NMI Burial Excavation Records

County: Tipperary Site name: Site 1(ii), Gortmakellis

Sites and Monuments Record No.: N/A Licence number: 03E0740

Author: Liam McKinstry, 9 Ballantyne Place, Steamboat Quay, Limerick, for Judith Carroll Network Archaeology Ltd.

Site type: Cremation site

ITM: E 609176m, N 643151m

Latitude, Longitude (decimal degrees): 52.539630, -7.864728

Excavation at Site 1(ii) was carried out in Phase 3 of the archaeological investigations on behalf of South Tipperary County Council in advance of construction of the N8 Cashel Bypass and N74 Link Road. The scheme involves a 6km bypass route of the town and a 2km link road of the N74.

Site 1(ii), identified during testing of Site 1 by Neil Fairburn (No. 1719 above, 03E0295), was located between Chainages 7940 and 8180 and was 10m wide on average. It was located to the south of the existing N8 Dublin-Cork road.

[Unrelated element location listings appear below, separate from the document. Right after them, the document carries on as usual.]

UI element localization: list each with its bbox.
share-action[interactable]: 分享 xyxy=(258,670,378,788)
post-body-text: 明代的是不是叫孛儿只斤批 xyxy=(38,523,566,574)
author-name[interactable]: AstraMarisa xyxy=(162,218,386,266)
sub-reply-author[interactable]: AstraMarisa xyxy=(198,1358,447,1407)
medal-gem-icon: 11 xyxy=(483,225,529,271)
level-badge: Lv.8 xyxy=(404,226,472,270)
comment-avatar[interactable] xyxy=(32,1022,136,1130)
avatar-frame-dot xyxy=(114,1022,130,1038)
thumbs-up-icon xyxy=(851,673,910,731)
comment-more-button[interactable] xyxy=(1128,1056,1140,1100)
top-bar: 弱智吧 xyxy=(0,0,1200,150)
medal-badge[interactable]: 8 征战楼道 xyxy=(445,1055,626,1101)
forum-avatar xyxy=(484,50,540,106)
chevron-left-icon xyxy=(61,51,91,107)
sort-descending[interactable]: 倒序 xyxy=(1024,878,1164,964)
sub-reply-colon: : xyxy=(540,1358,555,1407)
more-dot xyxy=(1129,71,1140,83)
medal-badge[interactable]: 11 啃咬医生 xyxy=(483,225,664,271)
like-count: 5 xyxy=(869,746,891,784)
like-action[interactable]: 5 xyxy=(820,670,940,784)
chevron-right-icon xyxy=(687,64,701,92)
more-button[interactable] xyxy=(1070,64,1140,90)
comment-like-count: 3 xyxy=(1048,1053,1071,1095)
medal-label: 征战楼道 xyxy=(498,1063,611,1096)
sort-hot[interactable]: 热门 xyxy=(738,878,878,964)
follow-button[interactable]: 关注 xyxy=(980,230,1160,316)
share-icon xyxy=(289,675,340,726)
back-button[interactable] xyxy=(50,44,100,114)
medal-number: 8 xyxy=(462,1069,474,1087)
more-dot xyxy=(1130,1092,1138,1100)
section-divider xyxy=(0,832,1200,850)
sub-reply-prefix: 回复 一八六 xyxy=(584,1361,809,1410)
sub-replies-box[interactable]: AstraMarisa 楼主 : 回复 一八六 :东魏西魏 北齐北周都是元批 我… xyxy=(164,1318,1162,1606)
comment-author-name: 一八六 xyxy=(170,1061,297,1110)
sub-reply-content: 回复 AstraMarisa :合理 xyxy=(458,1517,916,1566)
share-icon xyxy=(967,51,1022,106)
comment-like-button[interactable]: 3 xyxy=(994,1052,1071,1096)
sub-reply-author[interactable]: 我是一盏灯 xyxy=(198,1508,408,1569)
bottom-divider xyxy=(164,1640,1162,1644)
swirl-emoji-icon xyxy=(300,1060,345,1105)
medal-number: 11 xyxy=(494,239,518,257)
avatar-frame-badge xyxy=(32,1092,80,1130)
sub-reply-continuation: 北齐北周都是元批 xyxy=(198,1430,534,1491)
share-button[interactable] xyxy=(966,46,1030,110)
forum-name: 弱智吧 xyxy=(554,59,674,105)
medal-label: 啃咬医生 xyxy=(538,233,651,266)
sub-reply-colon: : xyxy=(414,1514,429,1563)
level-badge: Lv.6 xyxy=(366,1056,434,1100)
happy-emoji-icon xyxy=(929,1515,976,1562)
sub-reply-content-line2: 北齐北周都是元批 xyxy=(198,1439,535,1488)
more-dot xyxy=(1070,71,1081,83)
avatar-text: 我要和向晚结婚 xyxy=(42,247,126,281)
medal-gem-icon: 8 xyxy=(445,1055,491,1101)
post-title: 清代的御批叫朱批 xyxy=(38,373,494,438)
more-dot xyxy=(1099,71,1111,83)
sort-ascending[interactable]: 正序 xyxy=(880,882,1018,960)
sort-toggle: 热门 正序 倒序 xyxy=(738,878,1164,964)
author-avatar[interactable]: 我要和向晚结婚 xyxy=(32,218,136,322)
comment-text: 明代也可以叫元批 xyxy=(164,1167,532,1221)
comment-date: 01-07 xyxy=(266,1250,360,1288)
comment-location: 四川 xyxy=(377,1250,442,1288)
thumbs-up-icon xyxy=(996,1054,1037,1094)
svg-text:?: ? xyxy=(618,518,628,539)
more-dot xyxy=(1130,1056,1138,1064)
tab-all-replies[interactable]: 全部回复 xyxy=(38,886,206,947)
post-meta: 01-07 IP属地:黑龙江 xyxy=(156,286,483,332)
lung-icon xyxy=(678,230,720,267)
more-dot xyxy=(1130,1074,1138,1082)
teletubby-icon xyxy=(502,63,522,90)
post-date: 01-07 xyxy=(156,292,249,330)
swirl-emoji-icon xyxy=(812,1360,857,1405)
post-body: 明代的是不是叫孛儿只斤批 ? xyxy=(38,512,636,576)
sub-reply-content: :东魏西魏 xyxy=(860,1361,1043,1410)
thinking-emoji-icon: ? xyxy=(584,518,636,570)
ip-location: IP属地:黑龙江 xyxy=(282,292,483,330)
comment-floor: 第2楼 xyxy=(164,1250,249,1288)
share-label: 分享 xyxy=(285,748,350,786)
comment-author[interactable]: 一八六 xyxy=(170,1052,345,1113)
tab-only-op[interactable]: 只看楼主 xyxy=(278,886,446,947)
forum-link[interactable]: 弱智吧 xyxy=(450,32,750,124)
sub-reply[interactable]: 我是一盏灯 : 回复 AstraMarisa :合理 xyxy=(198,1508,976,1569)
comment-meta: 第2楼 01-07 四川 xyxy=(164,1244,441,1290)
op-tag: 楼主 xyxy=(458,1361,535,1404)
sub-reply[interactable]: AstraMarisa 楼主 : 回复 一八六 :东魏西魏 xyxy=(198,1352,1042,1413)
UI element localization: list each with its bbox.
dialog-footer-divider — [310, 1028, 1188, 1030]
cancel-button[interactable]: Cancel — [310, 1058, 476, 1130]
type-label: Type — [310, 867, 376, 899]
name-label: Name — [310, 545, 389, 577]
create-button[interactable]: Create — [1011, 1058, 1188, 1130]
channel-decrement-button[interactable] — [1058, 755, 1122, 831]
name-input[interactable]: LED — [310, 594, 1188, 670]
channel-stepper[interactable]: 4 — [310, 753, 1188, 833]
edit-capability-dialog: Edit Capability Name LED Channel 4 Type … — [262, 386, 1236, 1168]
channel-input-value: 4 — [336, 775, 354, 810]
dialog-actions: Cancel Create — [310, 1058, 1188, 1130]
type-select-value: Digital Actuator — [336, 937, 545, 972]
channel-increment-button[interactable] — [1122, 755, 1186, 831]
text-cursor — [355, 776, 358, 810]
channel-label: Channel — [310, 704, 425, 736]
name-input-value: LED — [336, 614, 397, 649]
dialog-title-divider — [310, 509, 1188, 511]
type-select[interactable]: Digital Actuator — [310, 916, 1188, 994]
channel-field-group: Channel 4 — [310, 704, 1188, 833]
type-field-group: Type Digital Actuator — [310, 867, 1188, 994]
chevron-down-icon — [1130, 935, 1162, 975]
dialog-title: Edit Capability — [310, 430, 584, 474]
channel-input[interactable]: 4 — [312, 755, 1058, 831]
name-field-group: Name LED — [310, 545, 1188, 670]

Within Site 1(ii) a single cremation had been located and excavated during the Phase 2 testing. The work now was to identify if the cremation had been cut into an earlier, prehistoric, earthwork located under a modern or post-medieval bank and hedge. A metal buckle of an unspecified date was also recovered from on top of a loose spread of stone to the north-east of the cremation during the testing phase. Charcoal from the cremation pit was dated to 3460±70 BP (1940-1610 BC). An area around these features was stripped and the bank removed by machine. An area measuring 3m on either side of the modern bank was removed.

The irregular stone feature was 0.59m by 5.94m and 0.19m deep. It consisted of a rough jumble of subangular stones of varying sizes within loose topsoil-like material and had a south-south-west/north-north-east orientation. Two sections were also excavated through the modern field boundary. No earlier bank existed below the more modern bank and no further archaeology was identified. The area of loose stones was found to be the result of modern field clearance.

It seems highly probable that the cremation was an isolated feature.